Rare Variants in Lysosomal Genes Linked to Parkinson’s, Study Finds

Scientists have discovered a series of rare variants in genes that control the function of lysosomes — cell compartments responsible for digesting and recycling different types of molecules — that are associated with Parkinson’s disease.

The findings were published in an article, “Rare Variants in Specific Lysosomal Genes Are Associated with Parkinson’s Disease,” in the journal Movement Disorders.

Parkinson’s disease is a neurodegenerative disorder characterized by the gradual loss of dopaminergic neurons in the substantia nigra — a region of the brain responsible for movement control — along with brain inflammation. Although its specific causes are still not fully understood, scientists believe that genetic factors are important contributors to the onset of the disease.

Previous genome-wide association studies have identified several genetic variants associated with Parkinson’s. However, these variants explained only about 23% of the disease’s heritability pattern.

Mutations in the glucocerebrosidase (GBA) gene are a known risk factor for Parkinson’s development. GBA is a lysosomal gene that provides instructions to make the enzyme beta-glucocerebrosidase that is responsible for breaking down a fatty substance called glucocerebroside inside lysosomes.

Defects in protein degradation inside lysosomes, particularly alpha-synuclein, and in the recycling of certain cell compartments, such as energy-producing mitochondria, have been implicated in the development and progression of Parkinson’s.

Several studies have suggested that lysosomal malfunction can promote or potentiate the development of Parkinson’s. “Hence, there is good reason to hypothesize that rare variants in genes related to lysosomal function represent [Parkinson’s disease] risk factors as well,” the researchers wrote.

To explore in more detail the possible association between rare variants of lysosomal genes and Parkinson’s, a team of German researchers sequenced the coding regions (those that give rise to proteins) of 23 lysosomal gene candidates in 4,096 patients (mean average age of 67 years) with sporadic Parkinson’s,  and 4,096 individuals (mean age of 61 years) who did not have the disease (controls).

Using next‐generation sequencing, a powerful DNA-sequencing method, the investigators identified 1,256 rare genetic variants whose frequency among patients and controls was under 1%. From these, 898 were considered non-synonymous, 275 were synonymous, and 65 were either stop-gain or stop-loss variants.

Synonymous variants are those that, despite changing the DNA sequence of a gene, do not change the sequence of the protein they encode; in contrast, non-synonymous variants change both the DNA sequence of the gene and that of the protein they encode.

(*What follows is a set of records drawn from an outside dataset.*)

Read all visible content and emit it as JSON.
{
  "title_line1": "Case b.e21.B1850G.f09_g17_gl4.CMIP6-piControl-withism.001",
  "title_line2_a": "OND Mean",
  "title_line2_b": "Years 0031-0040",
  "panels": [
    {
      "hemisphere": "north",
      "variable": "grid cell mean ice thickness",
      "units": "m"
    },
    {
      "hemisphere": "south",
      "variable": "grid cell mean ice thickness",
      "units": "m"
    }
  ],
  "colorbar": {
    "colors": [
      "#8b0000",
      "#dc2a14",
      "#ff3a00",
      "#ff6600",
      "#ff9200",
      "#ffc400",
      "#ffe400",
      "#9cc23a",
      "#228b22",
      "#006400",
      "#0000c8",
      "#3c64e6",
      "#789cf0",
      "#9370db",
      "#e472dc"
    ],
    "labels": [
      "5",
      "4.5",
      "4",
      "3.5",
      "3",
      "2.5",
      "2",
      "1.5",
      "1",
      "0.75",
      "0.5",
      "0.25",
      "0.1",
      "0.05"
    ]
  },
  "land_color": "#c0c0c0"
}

Stop-loss and stop-gain variants are those in which alterations to the DNA sequence of a gene lead to the shortening or expansion of the protein they encode, respectively.

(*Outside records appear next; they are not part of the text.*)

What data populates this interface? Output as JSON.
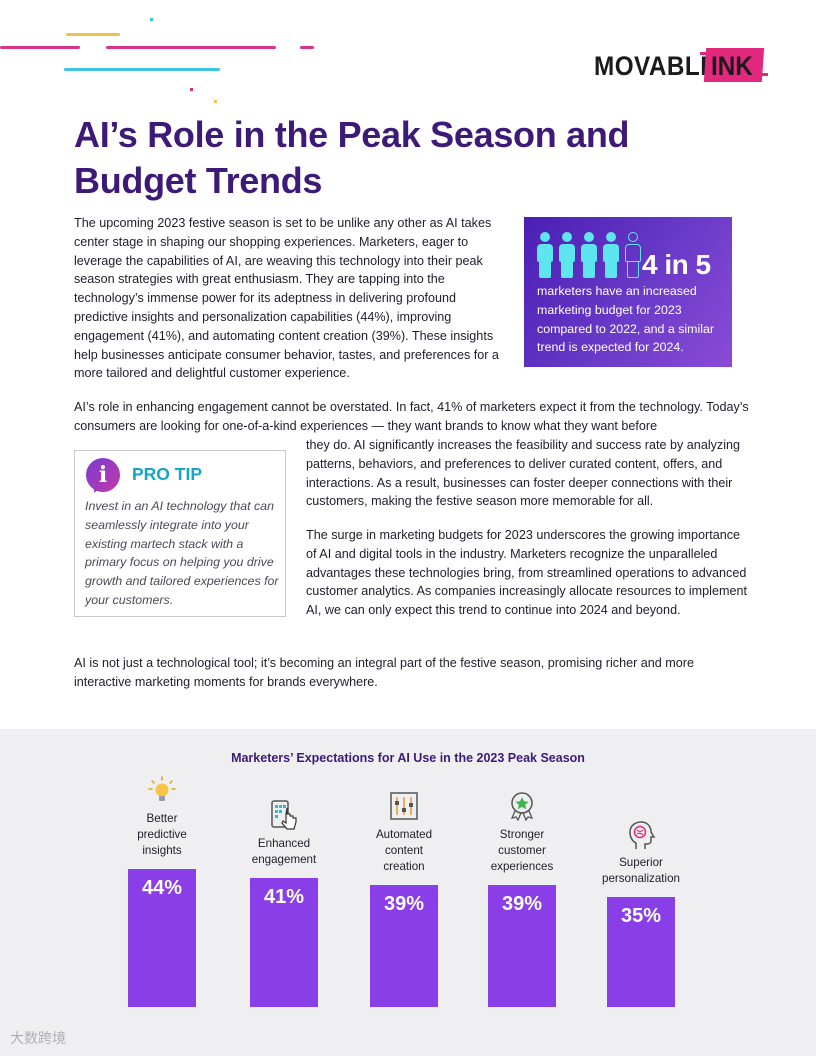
{
  "logo": {
    "part1": "MOVABLE",
    "part2": "INK"
  },
  "title": "AI’s Role in the Peak Season and Budget Trends",
  "intro_paragraph": "The upcoming 2023 festive season is set to be unlike any other as AI takes center stage in shaping our shopping experiences. Marketers, eager to leverage the capabilities of AI, are weaving this technology into their peak season strategies with great enthusiasm. They are tapping into the technology’s immense power for its adeptness in delivering profound predictive insights and personalization capabilities (44%), improving engagement (41%), and automating content creation (39%). These insights help businesses anticipate consumer behavior, tastes, and preferences for a more tailored and delightful customer experience.",
  "stat_box": {
    "big_stat": "4 in 5",
    "description": "marketers have an increased marketing budget for 2023 compared to 2022, and a similar trend is expected for 2024.",
    "people_filled": 4,
    "people_total": 5
  },
  "engagement_paragraph_top": "AI’s role in enhancing engagement cannot be overstated. In fact, 41% of marketers expect it from the technology. Today’s consumers are looking for one-of-a-kind experiences — they want brands to know what they want before",
  "engagement_paragraph_rest": "they do. AI significantly increases the feasibility and success rate by analyzing patterns, behaviors, and preferences to deliver curated content, offers, and interactions. As a result, businesses can foster deeper connections with their customers, making the festive season more memorable for all.",
  "pro_tip": {
    "heading": "PRO TIP",
    "text": "Invest in an AI technology that can seamlessly integrate into your existing martech stack with a primary focus on helping you drive growth and tailored experiences for your customers."
  },
  "budget_paragraph": "The surge in marketing budgets for 2023 underscores the growing importance of AI and digital tools in the industry. Marketers recognize the unparalleled advantages these technologies bring, from streamlined operations to advanced customer analytics. As companies increasingly allocate resources to implement AI, we can only expect this trend to continue into 2024 and beyond.",
  "closing_paragraph": "AI is not just a technological tool; it’s becoming an integral part of the festive season, promising richer and more interactive marketing moments for brands everywhere.",
  "chart_data": {
    "type": "bar",
    "title": "Marketers’ Expectations for AI Use in the 2023 Peak Season",
    "categories": [
      "Better predictive insights",
      "Enhanced engagement",
      "Automated content creation",
      "Stronger customer experiences",
      "Superior personalization"
    ],
    "values": [
      44,
      41,
      39,
      39,
      35
    ],
    "value_labels": [
      "44%",
      "41%",
      "39%",
      "39%",
      "35%"
    ],
    "category_lines": [
      [
        "Better",
        "predictive",
        "insights"
      ],
      [
        "Enhanced",
        "engagement"
      ],
      [
        "Automated",
        "content",
        "creation"
      ],
      [
        "Stronger",
        "customer",
        "experiences"
      ],
      [
        "Superior",
        "personalization"
      ]
    ],
    "icons": [
      "lightbulb-icon",
      "touch-screen-icon",
      "sliders-icon",
      "star-badge-icon",
      "brain-head-icon"
    ],
    "bar_color": "#8a3ee8",
    "grid": false
  },
  "watermark": "大数跨境",
  "colors": {
    "title": "#3d1a78",
    "accent_pink": "#e2297e",
    "accent_cyan": "#14a6c4",
    "bar": "#8a3ee8"
  }
}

Analyses confirmed that rare variants found in the coding region of the GBA gene were positively associated with Parkinson’s. In addition, the investigators found that rare variants in other lysosomal genes, including ATP13A2, LAMP1, TMEM175, and VPS13C, were also associated with Parkinson’s.

However, they did not find a link between rare variants in the SMPD1 gene and Parkinson’s, which had previously been reported in another study.

Although researchers acknowledged that they likely “missed an unkown number of rare variants” due to certain limitations in their methodology, their findings demonstrated that “rare variants in selected lysosomal genes, first and foremost GBA, are associated with [Parkinson’s disease].”